A retrospective clonal analysis of the myocardium reveals two phases of clonal growth in the developing mouse heart.

Meilhac SM, Kelly RG, Rocancourt D, Eloy-Trinquet S, Nicolas JF, Buckingham ME.

Source :

Development

2003 Aug 1

Pmid / DOI:

12835402

Abstract

Key molecules which regulate the formation of the heart have been identified; however, the mechanism of cardiac morphogenesis remains poorly understood at the cellular level. We have adopted a genetic approach, which permits retrospective clonal analysis of myocardial cells in the mouse embryo, based on the targeting of an nlaacZ reporter to the alpha-cardiac actin gene. A rare intragenic recombination event leads to a clone of beta-galactosidase-positive myocardial cells. Analysis of clones at different developmental stages demonstrates that myocardial cells and their precursors follow a proliferative mode of growth, rather than a stem cell mode, with an initial dispersive phase, followed by coherent cell growth. Clusters of cells are dispersed along the venous-arterial axis of the heart tube.
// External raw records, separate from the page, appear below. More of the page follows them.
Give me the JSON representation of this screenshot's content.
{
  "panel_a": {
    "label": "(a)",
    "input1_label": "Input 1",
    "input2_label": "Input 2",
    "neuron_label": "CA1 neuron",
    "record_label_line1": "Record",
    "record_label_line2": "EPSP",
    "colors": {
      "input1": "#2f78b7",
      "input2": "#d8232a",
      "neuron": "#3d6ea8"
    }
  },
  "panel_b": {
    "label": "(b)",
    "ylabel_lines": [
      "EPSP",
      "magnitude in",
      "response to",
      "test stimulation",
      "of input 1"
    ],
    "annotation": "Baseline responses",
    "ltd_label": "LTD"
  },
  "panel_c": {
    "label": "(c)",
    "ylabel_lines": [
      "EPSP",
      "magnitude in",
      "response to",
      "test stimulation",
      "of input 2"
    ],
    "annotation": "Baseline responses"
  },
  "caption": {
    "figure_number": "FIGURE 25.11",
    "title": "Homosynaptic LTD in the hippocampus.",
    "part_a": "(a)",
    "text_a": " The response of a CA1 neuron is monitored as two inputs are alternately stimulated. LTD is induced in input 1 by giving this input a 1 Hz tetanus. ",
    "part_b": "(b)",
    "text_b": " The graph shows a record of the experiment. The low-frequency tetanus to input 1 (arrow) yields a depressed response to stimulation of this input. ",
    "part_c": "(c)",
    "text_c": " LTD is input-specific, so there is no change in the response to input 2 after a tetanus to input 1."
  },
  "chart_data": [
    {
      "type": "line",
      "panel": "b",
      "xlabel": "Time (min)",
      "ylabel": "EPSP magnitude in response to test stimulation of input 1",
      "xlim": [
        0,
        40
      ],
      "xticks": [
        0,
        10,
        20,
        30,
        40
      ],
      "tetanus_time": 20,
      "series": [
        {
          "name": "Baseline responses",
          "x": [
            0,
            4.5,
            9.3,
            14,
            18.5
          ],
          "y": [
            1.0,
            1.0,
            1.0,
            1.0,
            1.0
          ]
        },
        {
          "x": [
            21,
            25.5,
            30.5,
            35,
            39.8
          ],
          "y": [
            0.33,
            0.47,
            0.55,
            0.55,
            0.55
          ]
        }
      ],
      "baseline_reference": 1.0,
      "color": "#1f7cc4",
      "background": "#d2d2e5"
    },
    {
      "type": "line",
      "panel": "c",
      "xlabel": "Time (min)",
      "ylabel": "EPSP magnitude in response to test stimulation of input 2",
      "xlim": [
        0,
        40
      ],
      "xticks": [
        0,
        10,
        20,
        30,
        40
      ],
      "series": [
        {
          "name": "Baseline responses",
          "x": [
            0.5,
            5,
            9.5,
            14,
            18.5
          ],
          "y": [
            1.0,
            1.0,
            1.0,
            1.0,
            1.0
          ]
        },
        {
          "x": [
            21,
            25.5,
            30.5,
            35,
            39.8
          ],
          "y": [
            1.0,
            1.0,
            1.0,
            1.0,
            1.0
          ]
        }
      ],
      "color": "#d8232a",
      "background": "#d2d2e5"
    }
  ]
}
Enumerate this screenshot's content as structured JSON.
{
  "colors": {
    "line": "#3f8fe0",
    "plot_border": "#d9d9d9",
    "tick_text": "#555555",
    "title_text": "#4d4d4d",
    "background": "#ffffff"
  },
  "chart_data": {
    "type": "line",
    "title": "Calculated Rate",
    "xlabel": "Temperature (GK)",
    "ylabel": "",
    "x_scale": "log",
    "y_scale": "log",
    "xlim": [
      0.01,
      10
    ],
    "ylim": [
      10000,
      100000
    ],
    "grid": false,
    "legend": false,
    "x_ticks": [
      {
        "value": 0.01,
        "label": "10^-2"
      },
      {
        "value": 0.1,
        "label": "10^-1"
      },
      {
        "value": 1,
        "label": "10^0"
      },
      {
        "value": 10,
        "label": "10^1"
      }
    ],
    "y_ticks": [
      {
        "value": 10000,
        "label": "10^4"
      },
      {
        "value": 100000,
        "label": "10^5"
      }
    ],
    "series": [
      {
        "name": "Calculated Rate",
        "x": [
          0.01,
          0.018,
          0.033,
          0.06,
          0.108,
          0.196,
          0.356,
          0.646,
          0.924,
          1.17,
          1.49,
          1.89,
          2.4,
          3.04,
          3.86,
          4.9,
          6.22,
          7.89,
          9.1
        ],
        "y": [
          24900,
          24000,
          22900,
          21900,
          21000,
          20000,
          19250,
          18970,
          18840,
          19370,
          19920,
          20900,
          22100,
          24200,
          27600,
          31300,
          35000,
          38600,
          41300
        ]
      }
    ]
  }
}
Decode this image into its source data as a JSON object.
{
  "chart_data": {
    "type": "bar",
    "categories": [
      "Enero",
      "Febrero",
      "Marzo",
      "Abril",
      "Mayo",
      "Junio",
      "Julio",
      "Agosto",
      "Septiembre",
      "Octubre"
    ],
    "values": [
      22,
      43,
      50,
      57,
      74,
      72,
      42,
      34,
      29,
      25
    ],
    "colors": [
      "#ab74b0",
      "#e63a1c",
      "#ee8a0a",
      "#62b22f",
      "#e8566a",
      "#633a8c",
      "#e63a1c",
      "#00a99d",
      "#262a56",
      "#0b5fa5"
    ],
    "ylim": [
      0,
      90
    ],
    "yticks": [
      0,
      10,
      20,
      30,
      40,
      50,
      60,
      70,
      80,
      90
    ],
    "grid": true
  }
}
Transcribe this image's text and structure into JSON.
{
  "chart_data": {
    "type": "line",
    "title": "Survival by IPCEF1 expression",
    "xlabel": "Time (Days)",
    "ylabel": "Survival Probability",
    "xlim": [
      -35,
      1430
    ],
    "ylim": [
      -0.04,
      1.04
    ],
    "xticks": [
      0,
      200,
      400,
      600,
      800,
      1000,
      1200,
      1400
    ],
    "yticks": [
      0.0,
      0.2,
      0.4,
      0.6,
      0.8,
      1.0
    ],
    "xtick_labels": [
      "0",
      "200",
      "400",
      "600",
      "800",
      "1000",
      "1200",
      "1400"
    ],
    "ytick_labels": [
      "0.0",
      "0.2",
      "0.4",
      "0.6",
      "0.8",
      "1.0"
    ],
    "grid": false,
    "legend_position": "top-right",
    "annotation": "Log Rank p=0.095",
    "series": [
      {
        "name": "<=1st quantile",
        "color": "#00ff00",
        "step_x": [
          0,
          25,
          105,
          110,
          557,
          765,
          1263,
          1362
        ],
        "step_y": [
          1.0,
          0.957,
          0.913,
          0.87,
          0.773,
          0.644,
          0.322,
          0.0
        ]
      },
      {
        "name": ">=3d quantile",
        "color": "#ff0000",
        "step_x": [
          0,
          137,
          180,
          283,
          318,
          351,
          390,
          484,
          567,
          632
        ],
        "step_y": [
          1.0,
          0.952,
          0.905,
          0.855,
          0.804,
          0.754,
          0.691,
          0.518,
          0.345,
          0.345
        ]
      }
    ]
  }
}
Coherent growth is oriented locally, with a main axis, which corresponds to the elongation of the cluster, and rows of cells, which form secondary axes. The angle between the primary and secondary axes varies, indicating independent events of growth orientation. At later stages, as the ventricular wall thickens, wedge shaped clusters traverse the wall and contain rows of cells at a progressive angle to each other. The cellular organisation of the myocardium appears to prefigure myofibre architecture. We discuss how the characteristics of myocardial cell growth, which we describe, underlie the formation of the heart tube and its subsequent regionalised expansion.